Growing in confidence
From a personal perspective, this learning curve is proving enlightening to Larsen, who admits she has struggled with self-doubt and imposter syndrome.
“To be honest, the reason I set up was because I was so unhappy at Topshop. I left and I didn’t know what to do. I was thinking, shall I be a florist? I literally had no idea. And then I suppose I reached the conclusion that the one thing that I really know the most about and I’m the most passionate about is lingerie. I remember thinking that I would be very happy if I was able to earn myself a salary where I could still get by, and being really scared when we employed our first person.
“My confidence had taken such a battering over five years of essentially being made to feel like my ideas weren’t good. I wasn’t creative enough. I wasn’t this, that, or the other. And I think that it had knocked me down to such a level that I didn’t think I was capable of making a success out of the business. So, it was great to realise that was wrong and actually, once you put your heart to something and you’re given the freedom, you can achieve more than you might be told in whatever institution you come from.”

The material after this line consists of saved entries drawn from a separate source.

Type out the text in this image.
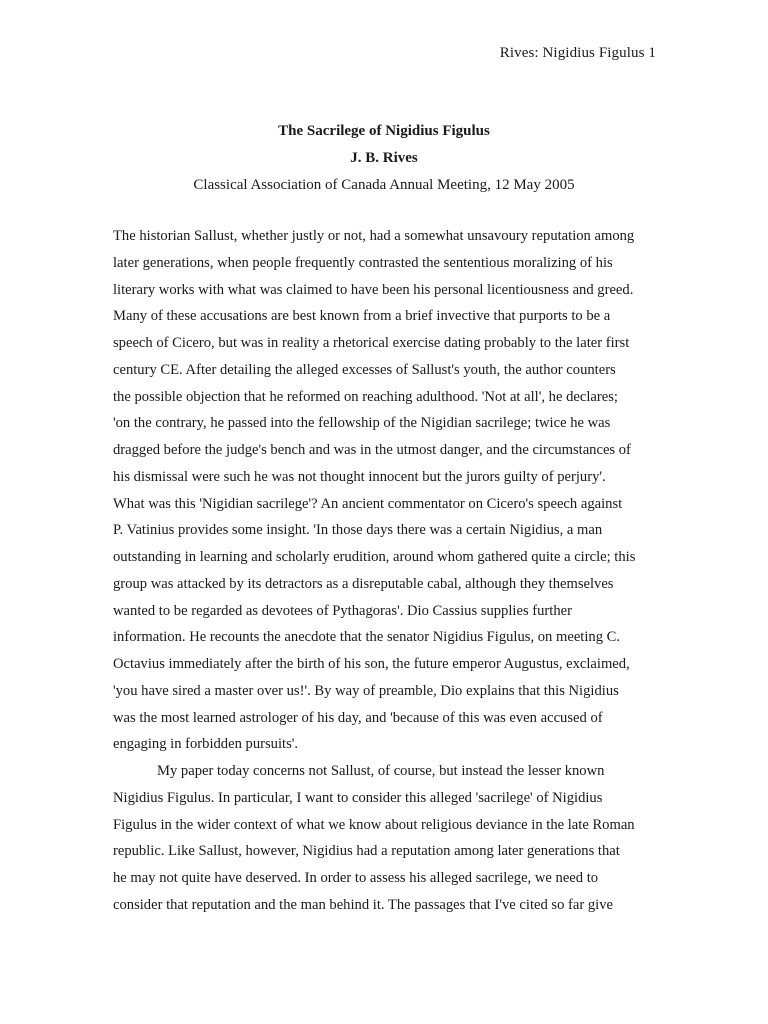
Rives: Nigidius Figulus 1
The Sacrilege of Nigidius Figulus
J. B. Rives
Classical Association of Canada Annual Meeting, 12 May 2005
The historian Sallust, whether justly or not, had a somewhat unsavoury reputation among
later generations, when people frequently contrasted the sententious moralizing of his
literary works with what was claimed to have been his personal licentiousness and greed.
Many of these accusations are best known from a brief invective that purports to be a
speech of Cicero, but was in reality a rhetorical exercise dating probably to the later first
century CE. After detailing the alleged excesses of Sallust's youth, the author counters
the possible objection that he reformed on reaching adulthood. 'Not at all', he declares;
'on the contrary, he passed into the fellowship of the Nigidian sacrilege; twice he was
dragged before the judge's bench and was in the utmost danger, and the circumstances of
his dismissal were such he was not thought innocent but the jurors guilty of perjury'.
What was this 'Nigidian sacrilege'? An ancient commentator on Cicero's speech against
P. Vatinius provides some insight. 'In those days there was a certain Nigidius, a man
outstanding in learning and scholarly erudition, around whom gathered quite a circle; this
group was attacked by its detractors as a disreputable cabal, although they themselves
wanted to be regarded as devotees of Pythagoras'. Dio Cassius supplies further
information. He recounts the anecdote that the senator Nigidius Figulus, on meeting C.
Octavius immediately after the birth of his son, the future emperor Augustus, exclaimed,
'you have sired a master over us!'. By way of preamble, Dio explains that this Nigidius
was the most learned astrologer of his day, and 'because of this was even accused of
engaging in forbidden pursuits'.
My paper today concerns not Sallust, of course, but instead the lesser known
Nigidius Figulus. In particular, I want to consider this alleged 'sacrilege' of Nigidius
Figulus in the wider context of what we know about religious deviance in the late Roman
republic. Like Sallust, however, Nigidius had a reputation among later generations that
he may not quite have deserved. In order to assess his alleged sacrilege, we need to
consider that reputation and the man behind it. The passages that I've cited so far give
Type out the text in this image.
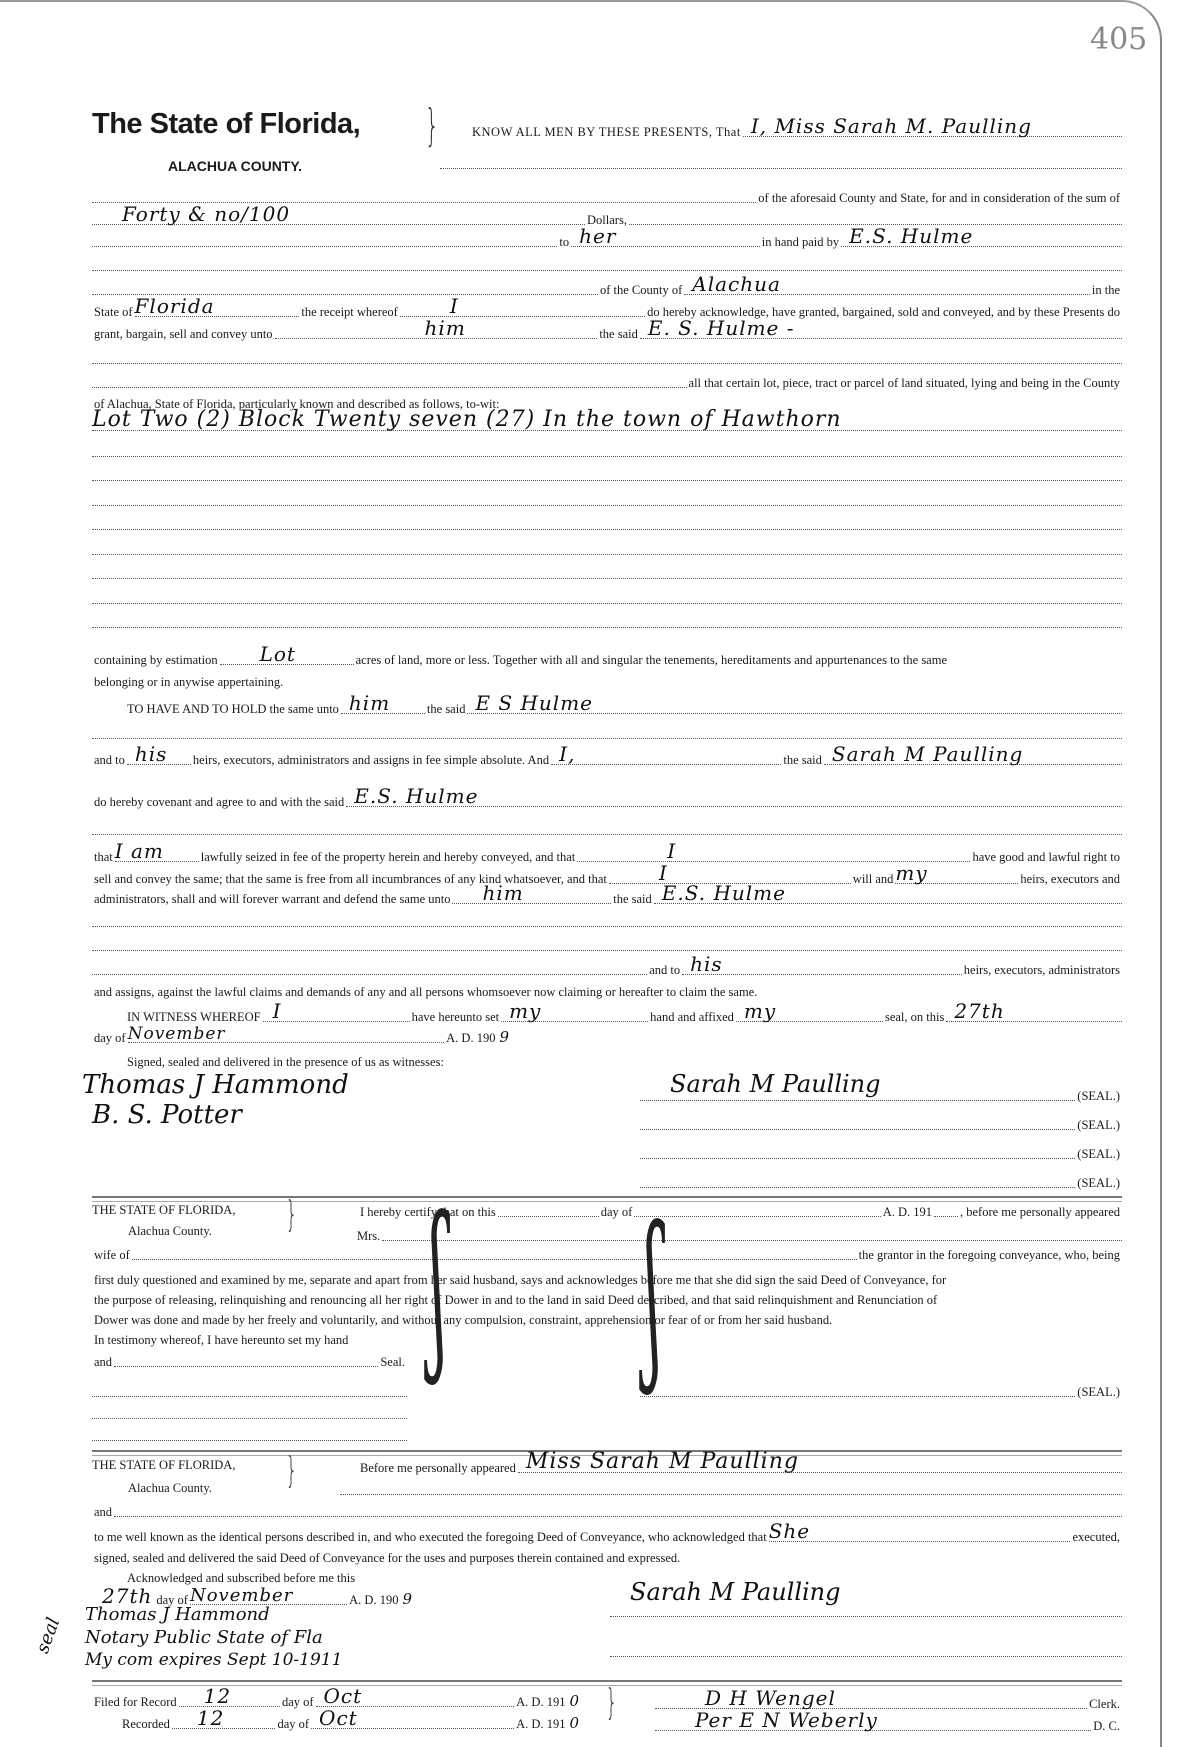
405
The State of Florida,
ALACHUA COUNTY.
}	KNOW ALL MEN BY THESE PRESENTS, That I, Miss Sarah M. Paulling
of the aforesaid County and State, for and in consideration of the sum of
Forty & no/100	Dollars,
to her	in hand paid by E.S. Hulme
of the County of Alachua	in the
State of Florida	the receipt whereof	I	do hereby acknowledge, have granted, bargained, sold and conveyed, and by these Presents do
grant, bargain, sell and convey unto	him	the said E. S. Hulme -
all that certain lot, piece, tract or parcel of land situated, lying and being in the County
of Alachua, State of Florida, particularly known and described as follows, to-wit:
Lot Two (2) Block Twenty seven (27) In the town of Hawthorn
containing by estimation Lot	acres of land, more or less. Together with all and singular the tenements, hereditaments and appurtenances to the same
belonging or in anywise appertaining.
TO HAVE AND TO HOLD the same unto him	the said E S Hulme
and to his heirs, executors, administrators and assigns in fee simple absolute. And I,	the said Sarah M Paulling
do hereby covenant and agree to and with the said E.S. Hulme
that I am	lawfully seized in fee of the property herein and hereby conveyed, and that	I	have good and lawful right to
sell and convey the same; that the same is free from all incumbrances of any kind whatsoever, and that	I	will and my	heirs, executors and
administrators, shall and will forever warrant and defend the same unto him	the said E.S. Hulme
and to his	heirs, executors, administrators
and assigns, against the lawful claims and demands of any and all persons whomsoever now claiming or hereafter to claim the same.
IN WITNESS WHEREOF I	have hereunto set my	hand and affixed my	seal, on this 27th
day of November	A. D. 190 9
Signed, sealed and delivered in the presence of us as witnesses:
Thomas J Hammond
B. S. Potter
Sarah M Paulling	(SEAL.)
(SEAL.)
(SEAL.)
(SEAL.)
THE STATE OF FLORIDA,
Alachua County. }	I hereby certify that on this	day of	A. D. 191 , before me personally appeared
Mrs.
wife of	the grantor in the foregoing conveyance, who, being
first duly questioned and examined by me, separate and apart from her said husband, says and acknowledges before me that she did sign the said Deed of Conveyance, for
the purpose of releasing, relinquishing and renouncing all her right of Dower in and to the land in said Deed described, and that said relinquishment and Renunciation of
Dower was done and made by her freely and voluntarily, and without any compulsion, constraint, apprehension or fear of or from her said husband.
In testimony whereof, I have hereunto set my hand
and	Seal.
(SEAL.)
ʃ	ʃ
THE STATE OF FLORIDA,
Alachua County. }	Before me personally appeared Miss Sarah M Paulling
and
to me well known as the identical persons described in, and who executed the foregoing Deed of Conveyance, who acknowledged that She	executed,
signed, sealed and delivered the said Deed of Conveyance for the uses and purposes therein contained and expressed.
Acknowledged and subscribed before me this
27th day of November	A. D. 190 9
Thomas J Hammond
Notary Public State of Fla
My com expires Sept 10-1911
seal
Sarah M Paulling
Filed for Record 12	day of Oct	A. D. 191 0
Recorded 12	day of Oct	A. D. 191 0 }	D H Wengel	Clerk.
Per E N Weberly	D. C.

While her success might have taken her by surprise, the love that customers feel for the brand is clear. Why does she think it has connected so well with the women it serves? By combining comfort with aesthetics, she says. “I think, traditionally, this idea that bras should be these kind of corsets, where your boobs are literally shoved up, that’s outdated now. Actually, they don’t need to be like that. I think innately, I also thought it was completely mad that nobody was going above the D-cup. Our bigger cup sizes sell really well for us.
“Basically, I think we’re making women feel good about themselves, and not like they have to be sex objects, or that they have to be just consumers and nothing else.”
Today, while a looming second lockdown is a worry, Larsen is confident that her new approach will stand the brand in good stead to weather the storm. The juggle of combining running the business with caring for her 22-month-old daughter has also, she said, helped her to maintain some perspective and hope.
“We don’t have childcare. My mum does help out, but obviously through lockdown we didn’t have any help and we were trying to save the business, while putting on a smile every day with her. It’s been an insane ride. But when you’ve got a child around the place, it makes you realise what’s important. Changing the direction of our business, trying to see the bright side of it all while whole world is changing at the same time, it’s a challenge. But it’s also making the future really interesting.”